Top
09/03/2024

İmamoğlu Paradoksu

31 Mart yaklaştıkça seçim gündemi de yoğunlaşıyor. Bu yoğunluğu artıran temel tetikleyici ise İstanbul'da yaşanan kritik rekabet. Zira İstanbul seçimleri, gerek sosyal gerekse geleneksel medyada Türkiye'nin geriye kalan tüm yerlerinin toplamından daha fazla konuşuluyor, tartışılıyor. Nitekim Murat Kurum ile Ekrem İmamoğlu arasındaki rekabet kritikleştikçe İstanbul'un gündemde edindiği yer daha da artıyor.

İstanbul konuşuldukça doğal olarak adaylar etrafında yürütülen tartışmalar, kampanyalar ve stratejiler de ön plana çıkıyor. Bu noktada mevcut büyükşehir belediye başkanı ve CHP adayı Ekrem İmamoğlu'nun kendini olumlu veya olumsuz bir şekilde, kamuoyunun gündeminde tutmak gibi ilginç bir stratejisi var. CHP ve İmamoğlu, sahip oldukları kaynakları ve medya gücünü neredeyse bu yönde seferber etmiş durumda.

Bu durumun temel sebebi ise özelde CHP, genelde muhalefetin popüler bir siyasi profil veya aktörden yoksun olması. İmamoğlu, 2019'da bu yöndeki açığı fark ederek güçlü bir organizasyon ve algı odaklı bir kampanya stratejisiyle ön plana çıktı. Ancak bu çıkış, İmamoğlu'nun duyguları ile zihni arasında yaşadığı gelgitleri de ister istemez gün yüzüne çıkardı.

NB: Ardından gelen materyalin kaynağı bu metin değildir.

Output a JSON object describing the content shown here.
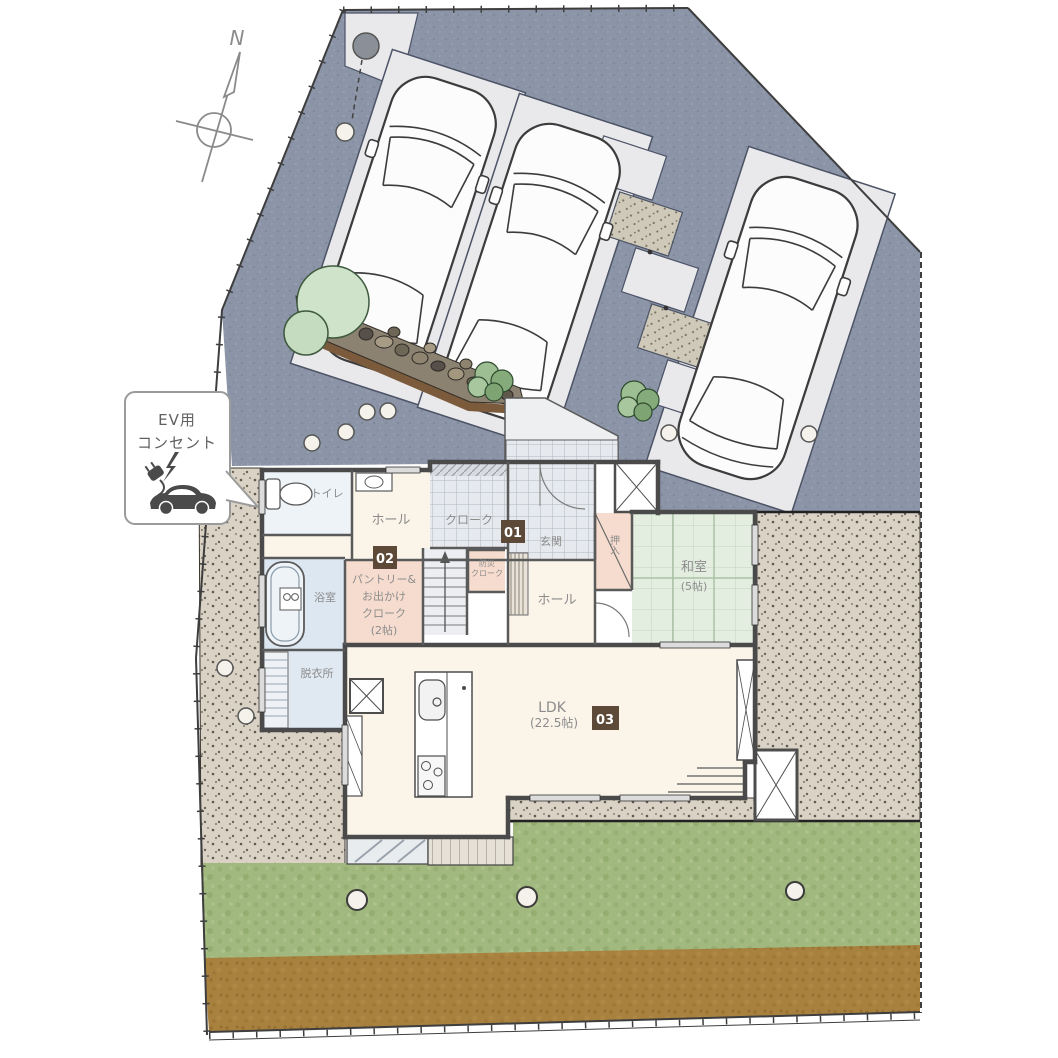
{
  "compass": {
    "north": "N"
  },
  "ev_callout": {
    "line1": "EV用",
    "line2": "コンセント"
  },
  "badges": {
    "b1": "01",
    "b2": "02",
    "b3": "03"
  },
  "rooms": {
    "toilet": "トイレ",
    "hall_upper": "ホール",
    "cloak": "クローク",
    "entrance": "玄関",
    "closet": "押入",
    "washitsu_name": "和室",
    "washitsu_size": "(5帖)",
    "hall_lower": "ホール",
    "emergency_line1": "防災",
    "emergency_line2": "クローク",
    "bath": "浴室",
    "dressing": "脱衣所",
    "pantry_line1": "パントリー&",
    "pantry_line2": "お出かけ",
    "pantry_line3": "クローク",
    "pantry_line4": "(2帖)",
    "ldk_name": "LDK",
    "ldk_size": "(22.5帖)"
  },
  "colors": {
    "driveway": "#8b95a7",
    "parking_pad": "#e9e9ec",
    "gravel": "#d9d2c5",
    "grass": "#a1b87f",
    "soil": "#a8813e",
    "tatami": "#e3eee1",
    "room_pink": "#f6dcce",
    "room_blue": "#dce7f1",
    "room_cream": "#faf4e9",
    "badge_brown": "#5d4937",
    "wall": "#4a4a4a"
  }
}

Hırs ve Korku, İhtiras ve İhtiyat

"İmamoğlu Paradoksu" olarak adlandırılabilecek bu çelişkili durum, bir arada bulunması oldukça zor olan hırs ve ihtiras ile aşırı ihtiyat ve kaybetme korkusunu aynı zihin ve duygu dünyasında yaşayan bir psikoloji şeklinde özetlenebilir. Zira Ekrem İmamoğlu, duygusal anlamda aşırı hırslı ve ihtiraslı bir yapıya sahip. Bugün kendisini açıktan veya üstü örtülü olarak Cumhurbaşkanı Recep Tayyip Erdoğan ile kıyaslamasının ve hatta Erdoğan'ı taklit etmesinin sebebi de bu: Yeni Erdoğan olma isteği. İmamoğlu, onun gibi sevilmek, kazanmak, oy almak, popüler olmak istiyor. Fakat algı ve reklam odaklı olması sebebiyle en azından şu an için, kötü bir taklit olmaktan öteye geçemiyor. Ancak bu kötü taklit, muhalif seçmenlere güçlü bir organizasyonla ve algı odaklı bir kampanyayla pazarlanıyor. Böylelikle muhalif seçmenlerin yıllardır peşinde koştuğu "kendi Erdoğan'ına sahip olma arzusu", İmamoğlu'nun hırsıyla buluşuyor.

Öte yandan İmamoğlu, duygusal anlamda hırslı ve ihtiraslı olduğu kadar aşırı bir ihtiyat ve kaybetme korkusuna da sahip. Zira içindeki hırs, beraberinde kaybetme korkusunu da getiriyor. Ortaya da sürekli çelişkilerle boğuşan bir psikoloji ve onun dışarıya yansımaları çıkıyor. Bunun en büyük göstergesi de aslında İmamoğlu'nun siyasi kariyeri. Bir makama geldikçe sahip olduğu hırs hemen bir sonraki basamağa çıkmak istiyor. İçinde büyüyen ihtirasla sürekli daha fazlasını istiyor. Ancak elde etmek istediği makam her ne ise onun ucuna kadar geldiği anda son adımı atmaya cüret edemiyor. Birilerinin iteklemesini bekliyor. İşte bunun temel sebebi, hırs ve ihtirası büyüklüğünde sahip olduğu kaybetme korkusu ve beraberinde gelen aşırı ihtiyatlılık hali. Kısaca İmamoğlu büyük şeyler kazandıkça içindeki kaybetme korkusu da aynı oranda büyüyor ve gelgitler artıyor.